For high-risk patients who do not achieve adequate LDL-C lowering, use of a non-statin drug in combination with statins is recommended as an alternative therapeutic option. Ezetimibe was the first lipid-lowering agent found to inhibit the intestinal uptake of dietary and biliary cholesterol without affecting the absorption of fat-soluble nutrients [24]. When combined with statin therapy, the resulting complementary inhibition of cholesterol absorption and synthesis is more effective than statin monotherapy at reducing LDL-C, even at high statin doses.

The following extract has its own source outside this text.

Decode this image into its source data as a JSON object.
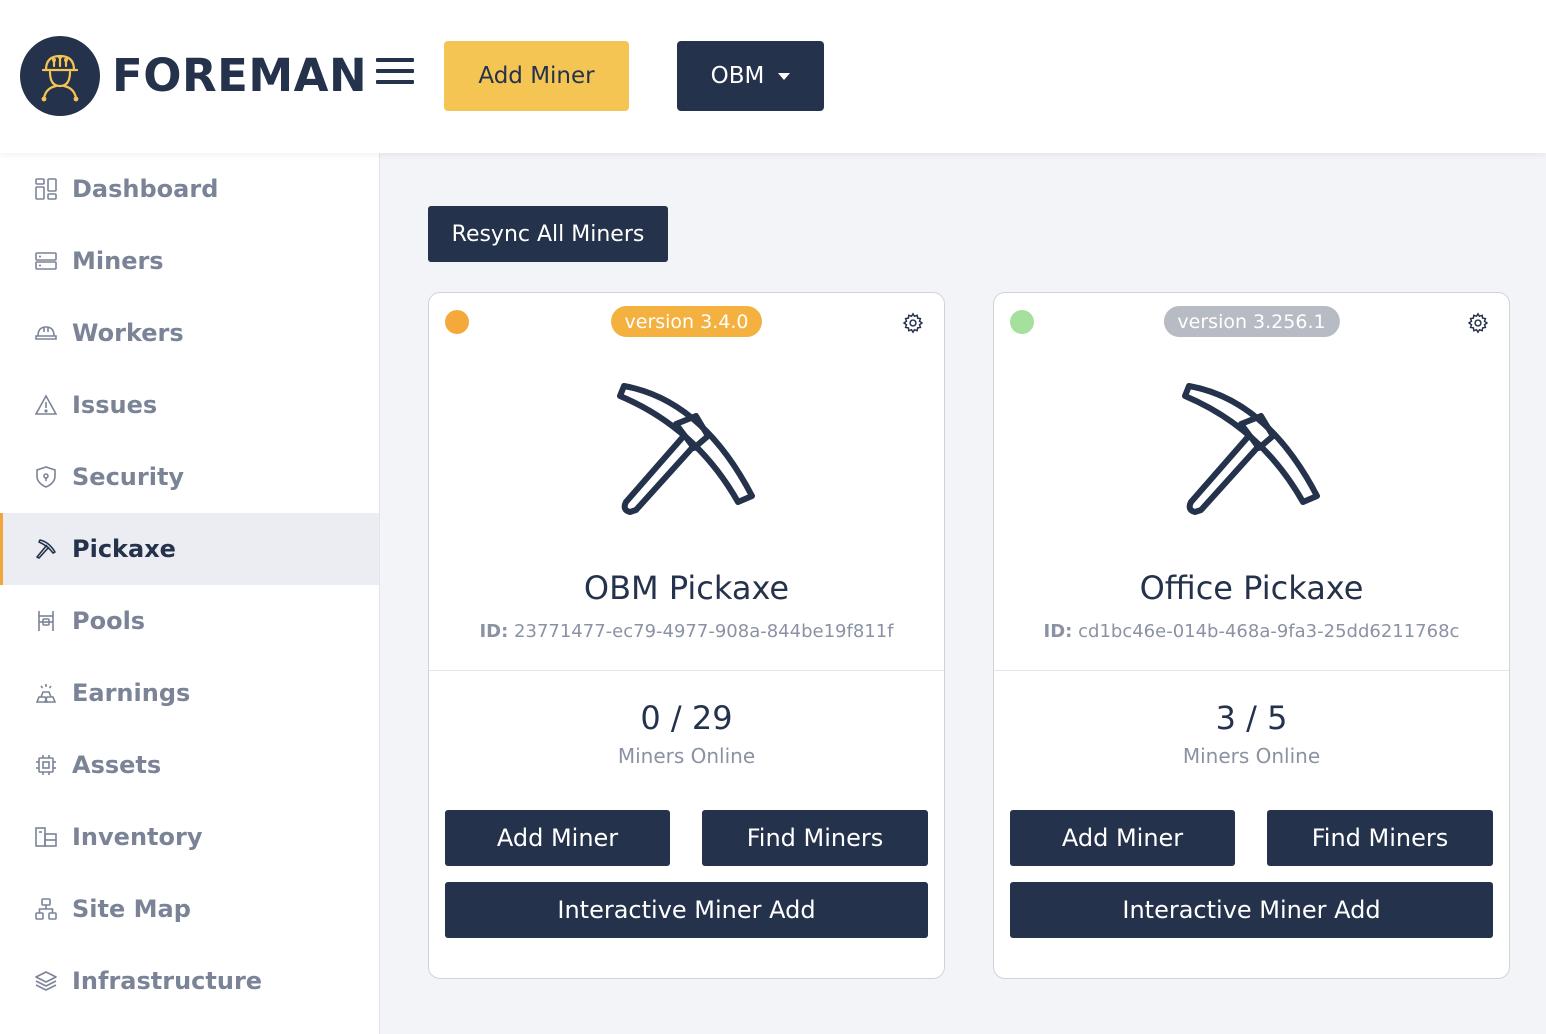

Furthermore, by combining ezetimibe with a statin, the requirement for statin dose titration can be reduced, thereby minimizing the risk of dose-related adverse events (e.g., myopathy, rhabdomyolysis, hepatotoxicity) [25]. Simvastatin with ezetimibe is available as a fixed-dose treatment that leads to a significant reduction in serum concentrations of the atherogenic LDL-C [26]. This review discusses the role of simvastatin in combination with ezetimibe in controlling dyslipidemia in Chinese patients in light of recently published clinical data.

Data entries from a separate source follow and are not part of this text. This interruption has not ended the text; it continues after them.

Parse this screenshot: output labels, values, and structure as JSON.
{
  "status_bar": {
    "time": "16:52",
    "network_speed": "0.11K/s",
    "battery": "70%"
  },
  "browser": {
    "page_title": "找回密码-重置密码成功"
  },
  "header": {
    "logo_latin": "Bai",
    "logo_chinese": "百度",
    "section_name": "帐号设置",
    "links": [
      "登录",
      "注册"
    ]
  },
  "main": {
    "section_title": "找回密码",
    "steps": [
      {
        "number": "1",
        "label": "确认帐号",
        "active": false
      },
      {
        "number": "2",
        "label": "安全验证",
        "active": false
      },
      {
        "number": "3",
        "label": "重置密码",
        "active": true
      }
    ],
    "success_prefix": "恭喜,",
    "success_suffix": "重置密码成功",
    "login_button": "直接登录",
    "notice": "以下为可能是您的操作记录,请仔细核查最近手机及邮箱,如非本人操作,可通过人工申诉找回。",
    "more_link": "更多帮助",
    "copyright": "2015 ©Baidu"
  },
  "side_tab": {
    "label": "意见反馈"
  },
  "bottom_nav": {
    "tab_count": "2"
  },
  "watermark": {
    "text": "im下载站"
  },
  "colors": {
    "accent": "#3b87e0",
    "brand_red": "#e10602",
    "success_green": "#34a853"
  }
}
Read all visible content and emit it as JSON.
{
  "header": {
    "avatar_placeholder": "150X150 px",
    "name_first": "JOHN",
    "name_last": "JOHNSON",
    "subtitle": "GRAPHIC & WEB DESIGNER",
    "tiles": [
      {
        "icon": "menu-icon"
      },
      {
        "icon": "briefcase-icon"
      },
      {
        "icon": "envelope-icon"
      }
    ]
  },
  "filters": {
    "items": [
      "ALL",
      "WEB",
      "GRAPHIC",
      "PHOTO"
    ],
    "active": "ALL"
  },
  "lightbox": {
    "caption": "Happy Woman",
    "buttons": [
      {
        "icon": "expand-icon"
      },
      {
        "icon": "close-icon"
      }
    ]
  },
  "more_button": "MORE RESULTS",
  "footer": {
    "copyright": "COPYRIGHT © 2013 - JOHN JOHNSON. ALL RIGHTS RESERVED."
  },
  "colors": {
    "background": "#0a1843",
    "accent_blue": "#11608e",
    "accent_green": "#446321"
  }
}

2 Treatment Aims and Low-Density Lipoprotein Cholesterol (LDL-C) Targets
LDL-C target levels are defined according to the patient’s cardiovascular risk. In most people, atherosclerotic CVD (ASCVD) is the result of a number of risk factors, so all current guidelines on the prevention of CVD in clinical practice recommend the assessment of clinically manifest ASCVD and cardiovascular risk [9].

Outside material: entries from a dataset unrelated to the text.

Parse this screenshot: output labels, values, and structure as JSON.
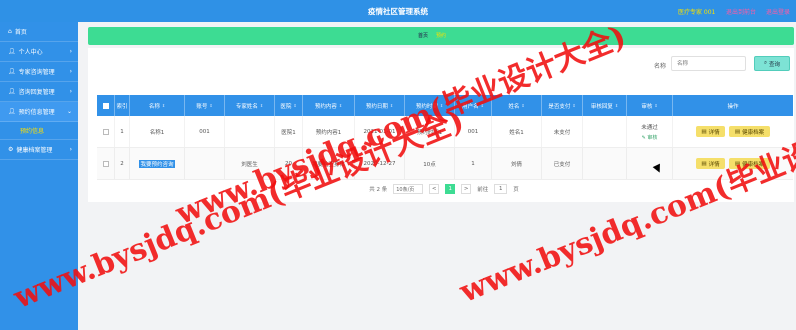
{
  "header": {
    "title": "疫情社区管理系统",
    "user_label": "医疗专家 001",
    "link_personal": "退出到前台",
    "link_logout": "退出登录"
  },
  "sidebar": {
    "items": [
      {
        "label": "首页",
        "icon": "home-icon"
      },
      {
        "label": "个人中心",
        "icon": "user-icon"
      },
      {
        "label": "专家咨询管理",
        "icon": "user-icon"
      },
      {
        "label": "咨询回复管理",
        "icon": "user-icon"
      },
      {
        "label": "预约信息管理",
        "icon": "user-icon"
      },
      {
        "label": "预约信息",
        "sub": true
      },
      {
        "label": "健康档案管理",
        "icon": "gear-icon"
      }
    ]
  },
  "breadcrumb": {
    "home": "首页",
    "current": "预约"
  },
  "search": {
    "label": "名称",
    "placeholder": "名称",
    "button": "查询"
  },
  "table": {
    "headers": [
      "",
      "索引",
      "名称",
      "账号",
      "专家姓名",
      "医院",
      "预约内容",
      "预约日期",
      "预约时间",
      "用户名",
      "姓名",
      "是否支付",
      "审核回复",
      "审核",
      "操作"
    ],
    "rows": [
      {
        "index": "1",
        "name": "名称1",
        "account": "001",
        "expert": "",
        "hospital": "医院1",
        "content": "预约内容1",
        "date": "2021-01-01",
        "time": "预约时间1",
        "username": "001",
        "person": "姓名1",
        "paid": "未支付",
        "reply": "",
        "audit": "未通过",
        "audit_action": "审核"
      },
      {
        "index": "2",
        "name": "我要预约咨询",
        "account": "",
        "expert": "刘医生",
        "hospital": "20",
        "content": "我要检查身体",
        "date": "2020-12-27",
        "time": "10点",
        "username": "1",
        "person": "刘倩",
        "paid": "已支付",
        "reply": "",
        "audit": "",
        "audit_action": ""
      }
    ],
    "btn_detail": "详情",
    "btn_health": "健康档案"
  },
  "pager": {
    "total": "共 2 条",
    "page_size": "10条/页",
    "prev": "<",
    "current": "1",
    "next": ">",
    "goto": "前往",
    "goto_page": "1",
    "page_unit": "页"
  },
  "watermark": {
    "text1": "www.bysjdq.com(毕业设计大全)",
    "text2": "www.bysjdq.com(毕业设计大全)",
    "text3": "www.bysjdq.com(毕业设计大全)"
  },
  "colors": {
    "topbar": "#2f91e6",
    "sidebar": "#3191e8",
    "accent": "#3ddc93",
    "warn": "#f5df6a",
    "watermark": "#f00f0f"
  }
}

Several large clinical trials have shown that every 1 mmol/L reduction in LDL-C is associated with a 23% decrease in CVD risk [27]. According to the European guidelines, the presence of ASCVD, such as a history of acute myocardial infarction or stroke (i.e., secondary prevention), defines an LDL-C target of < 1.8 mmol/L (70 mg/dL). In primary prevention for patients with type 2 diabetes mellitus (T2DM), or multiple risk factors leading to the estimation of high cardiovascular risk, an LDL-C level of < 2.6 mmol/L (100 mg/dL) should be targeted. If these absolute treatment goals are not reached, LDL-C levels should be at least halved [28].
The 2013 AHA/ACC guidelines do not mention any absolute target LDL-C levels, instead recommending high-intensity statin treatment to reduce LDL-C levels by ≥ 50% in patients with manifest ASCVD or high estimated risk and by 30–50% in patients with moderate risk. The new pooled cohort equations risk calculator qualifies a larger population for treatment with statins, which has been controversial [29, 30].
The 2016 revised Chinese guidelines suggest that both non-high-density lipoprotein cholesterol (HDL-C) and LDL-C be considered targets for lipid-altering therapy, and define therapeutic goals (Table 1) [10].
Studies in other countries have shown that the poor LDL-C control rate for high-risk patients treated in general practice is a global problem [31,32,33]. In South Africa, the control rate for very high-risk patients was reported to be only 26.5%. Similarly, 67.2% of very high-risk patients in Lebanon and Jordan missed the goal [34, 35]. Only 68% of patients in a high-risk cohort in Japan reached guideline-recommended LDL-C goals, and only 2% were treated with a statin, suggesting that statins are underutilized in high-risk Japanese populations [36]. Even in some developed regions, such as Europe and Canada, 45.3% of patients with diabetes were not at their LDL-C goal [37]. Despite the importance of achieving LDL-C targets, little improvement in LDL-C control has been realized for high-risk patients in China. DYSIS found that 62.5% of high-risk and very high-risk patients missed the LDL-C therapeutic goal in 2013 [22], which is only slightly better than the 74% reported for 2002 [38].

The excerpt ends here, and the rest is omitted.